ORLANDO GOMES diz que a teoria da inexistência do casamento foi uma construção doutrinária, destinada a explicar situações nas quais não se justificava tecnicamente a aplicação da teoria das nulidades. Ainda, afirma que tais casamentos diferem dos nulos, porque nulos são os que reúnem os elementos necessários à sua constituição, mas defeituosos.
Os atos inexistentes são os que não chegam a se formar, por faltar-lhes uma condição necessária à existência jurídica. As três hipóteses de inexistência do casamento são tão óbvias que desnecessária se torna a sua transcrição no texto legal.
A classificação de três pressupostos de existência do casamento aparece na obra de ZACHARIAE e não é unanimemente aceita pela doutrina pátria. Não ocorrendo alguma dessas hipóteses, temos como inexistente o casamento.
A) A celebração perante a autoridade legalmente investida de poderes:
O casamento deve ser celebrado perante a pessoa por quem a lei de organização judiciária atribua esse direito. No Estado do Rio Grande do Sul, é atribuído ao juiz de paz essa função.[1] Se o casamento não for celebrado por essa pessoa, o casamento será inexistente.
B) O consentimento manifestado na forma da lei pelos nubentes:
Será inexistente o casamento quando faltar a vontade de um dos nubentes para a celebração desse contrato. Isso pode ocorrer quando faltar a declaração de vontade, quando ocorrer a coação absoluta, ou, ainda, quando a vontade não for exteriorizada. Essa consentimento pode ser expresso através de procuração.

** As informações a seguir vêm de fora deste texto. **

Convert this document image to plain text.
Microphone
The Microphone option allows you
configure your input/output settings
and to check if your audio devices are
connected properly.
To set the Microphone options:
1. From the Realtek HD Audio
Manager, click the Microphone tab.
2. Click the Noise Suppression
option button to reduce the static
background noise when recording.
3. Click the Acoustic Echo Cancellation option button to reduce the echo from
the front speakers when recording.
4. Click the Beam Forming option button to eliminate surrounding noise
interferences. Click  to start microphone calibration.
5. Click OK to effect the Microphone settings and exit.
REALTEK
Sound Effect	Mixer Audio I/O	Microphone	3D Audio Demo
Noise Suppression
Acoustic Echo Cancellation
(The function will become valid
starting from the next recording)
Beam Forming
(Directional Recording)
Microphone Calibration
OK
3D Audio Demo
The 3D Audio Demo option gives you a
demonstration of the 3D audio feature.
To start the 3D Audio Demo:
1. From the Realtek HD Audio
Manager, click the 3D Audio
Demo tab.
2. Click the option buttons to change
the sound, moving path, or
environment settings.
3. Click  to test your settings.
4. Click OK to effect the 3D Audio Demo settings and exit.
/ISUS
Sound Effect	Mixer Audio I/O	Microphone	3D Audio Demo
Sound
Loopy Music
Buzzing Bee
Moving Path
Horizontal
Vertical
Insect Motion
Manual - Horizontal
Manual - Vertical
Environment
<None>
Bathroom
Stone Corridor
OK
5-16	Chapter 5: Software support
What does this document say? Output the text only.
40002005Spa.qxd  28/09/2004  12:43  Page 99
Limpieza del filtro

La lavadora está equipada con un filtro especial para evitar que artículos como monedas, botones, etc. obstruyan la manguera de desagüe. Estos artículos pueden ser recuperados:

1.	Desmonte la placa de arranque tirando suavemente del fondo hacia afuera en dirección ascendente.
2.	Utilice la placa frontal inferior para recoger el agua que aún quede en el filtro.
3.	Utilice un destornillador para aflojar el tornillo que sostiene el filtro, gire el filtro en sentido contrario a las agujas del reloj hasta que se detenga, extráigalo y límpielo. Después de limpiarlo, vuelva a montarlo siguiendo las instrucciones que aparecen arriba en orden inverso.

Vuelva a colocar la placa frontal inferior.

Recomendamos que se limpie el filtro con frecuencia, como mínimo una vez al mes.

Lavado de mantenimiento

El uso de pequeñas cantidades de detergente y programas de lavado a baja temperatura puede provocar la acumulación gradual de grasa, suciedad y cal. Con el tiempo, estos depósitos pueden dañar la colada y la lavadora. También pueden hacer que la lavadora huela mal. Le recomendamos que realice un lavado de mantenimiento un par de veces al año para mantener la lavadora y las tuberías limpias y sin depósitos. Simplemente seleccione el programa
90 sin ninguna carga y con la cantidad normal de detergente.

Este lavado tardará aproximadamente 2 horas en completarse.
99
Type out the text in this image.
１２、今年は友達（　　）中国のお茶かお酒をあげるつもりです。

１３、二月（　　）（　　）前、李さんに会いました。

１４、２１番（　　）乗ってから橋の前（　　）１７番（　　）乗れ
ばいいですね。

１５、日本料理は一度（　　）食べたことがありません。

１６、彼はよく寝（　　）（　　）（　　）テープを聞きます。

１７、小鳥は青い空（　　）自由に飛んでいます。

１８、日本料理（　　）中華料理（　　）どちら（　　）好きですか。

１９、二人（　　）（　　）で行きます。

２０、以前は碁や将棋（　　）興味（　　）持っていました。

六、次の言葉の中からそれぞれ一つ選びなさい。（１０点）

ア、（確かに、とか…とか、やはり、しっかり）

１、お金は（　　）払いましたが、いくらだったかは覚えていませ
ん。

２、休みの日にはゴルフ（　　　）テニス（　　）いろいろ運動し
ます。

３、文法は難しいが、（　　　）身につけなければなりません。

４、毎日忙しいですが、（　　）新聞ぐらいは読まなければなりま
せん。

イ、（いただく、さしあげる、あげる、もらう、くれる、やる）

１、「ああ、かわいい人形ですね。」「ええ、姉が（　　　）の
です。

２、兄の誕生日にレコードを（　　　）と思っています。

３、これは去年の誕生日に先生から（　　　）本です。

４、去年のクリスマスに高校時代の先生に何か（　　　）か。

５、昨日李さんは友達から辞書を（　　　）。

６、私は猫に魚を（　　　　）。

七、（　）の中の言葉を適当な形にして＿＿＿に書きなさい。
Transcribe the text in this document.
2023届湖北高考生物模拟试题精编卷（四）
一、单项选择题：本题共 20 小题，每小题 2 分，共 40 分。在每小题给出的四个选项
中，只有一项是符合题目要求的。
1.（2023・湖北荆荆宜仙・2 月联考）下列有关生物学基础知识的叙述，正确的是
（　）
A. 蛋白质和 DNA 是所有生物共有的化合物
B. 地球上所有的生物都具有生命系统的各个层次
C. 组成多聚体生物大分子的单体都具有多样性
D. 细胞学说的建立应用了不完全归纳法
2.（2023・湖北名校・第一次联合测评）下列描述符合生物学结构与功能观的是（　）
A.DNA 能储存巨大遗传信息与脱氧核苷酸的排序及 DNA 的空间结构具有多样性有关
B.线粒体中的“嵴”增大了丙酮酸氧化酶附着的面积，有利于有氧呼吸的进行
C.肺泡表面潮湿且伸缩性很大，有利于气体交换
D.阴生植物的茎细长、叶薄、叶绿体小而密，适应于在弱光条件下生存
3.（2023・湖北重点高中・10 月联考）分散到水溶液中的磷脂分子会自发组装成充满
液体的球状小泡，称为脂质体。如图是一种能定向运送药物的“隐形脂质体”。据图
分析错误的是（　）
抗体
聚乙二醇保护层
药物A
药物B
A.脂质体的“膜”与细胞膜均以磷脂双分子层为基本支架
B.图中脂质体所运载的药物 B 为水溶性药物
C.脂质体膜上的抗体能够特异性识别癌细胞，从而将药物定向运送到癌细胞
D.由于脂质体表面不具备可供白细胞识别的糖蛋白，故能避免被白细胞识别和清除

C) diferença de sexo dos nubentes:
Afirma LAMARTINE: “É que os Códigos, ao pensarem o negócio jurídico típico que é o casamento, pensam-no a partir de um modelo que pressupõe a diversidade de sexos.”
O Novo Código Civil (NCC), quando fala do casamento, aponta:
“Art. 1.514. O casamento se realiza no momento em que o homem e a mulher manifestam, perante o juiz, a sua vontade de estabelecer vínculo conjugal, e o juiz os declara casados.”
“Art. 1.517. O homem e a mulher com dezesseis anos podem casar…”
A união de pessoas do mesmo sexo não pode ser considerada casamento, porquanto o casamento pressupõe diferença de sexo. A igualdade de sexo poderia ser enquadrada como algum outro instituto jurídico, não configurando o em apreço. Maria Berenice Dias denomina como união homoafetiva o relacionamento duradouro e efetivo dentre pessoas de mesmo sexo.
Não obstante, alguns juristas entendem que o pressuposto da celebração absorve o requisito do consentimento. Outros crêem ser necessária apenas a celebração e que a igualdade de sexos ensejaria a nulidade.
Assevera ANTÔNIO CHAVES na obra Lições de Direito de Família: “Demonstra Planiol que inexistente é o ato a que falta um elemento essencial à sua formação, de modo que não se possa conceber esta sem a existência daquele. O ato é ineficaz por si mesmo, independentemente de qualquer declaração judicial, competindo a todo juiz reconhecê-lo ainda mesmo ex-officio; mas isto não é um caso de nulidade diz Planiol, porque não se pode anular um ato que não existe. O ato nulo, ao contrário, é aquele que ‘reúne todos os elementos necessários à sua existência, mas que é ferido de eficácia por infringir um preceito da lei’.
PEREIRA COELHO, na obra Curso de Direito de Família, alude: “Quanto ao regime da inexistência basta dizer que O CASAMENTO INEXISTENTE NÃO PRODUZ EFEITOS – nem mesmo putativos-, e que a inexistência do casamento pode ser invocada a todo tempo, e por qualquer interessado, independentemente de declaração judicial.”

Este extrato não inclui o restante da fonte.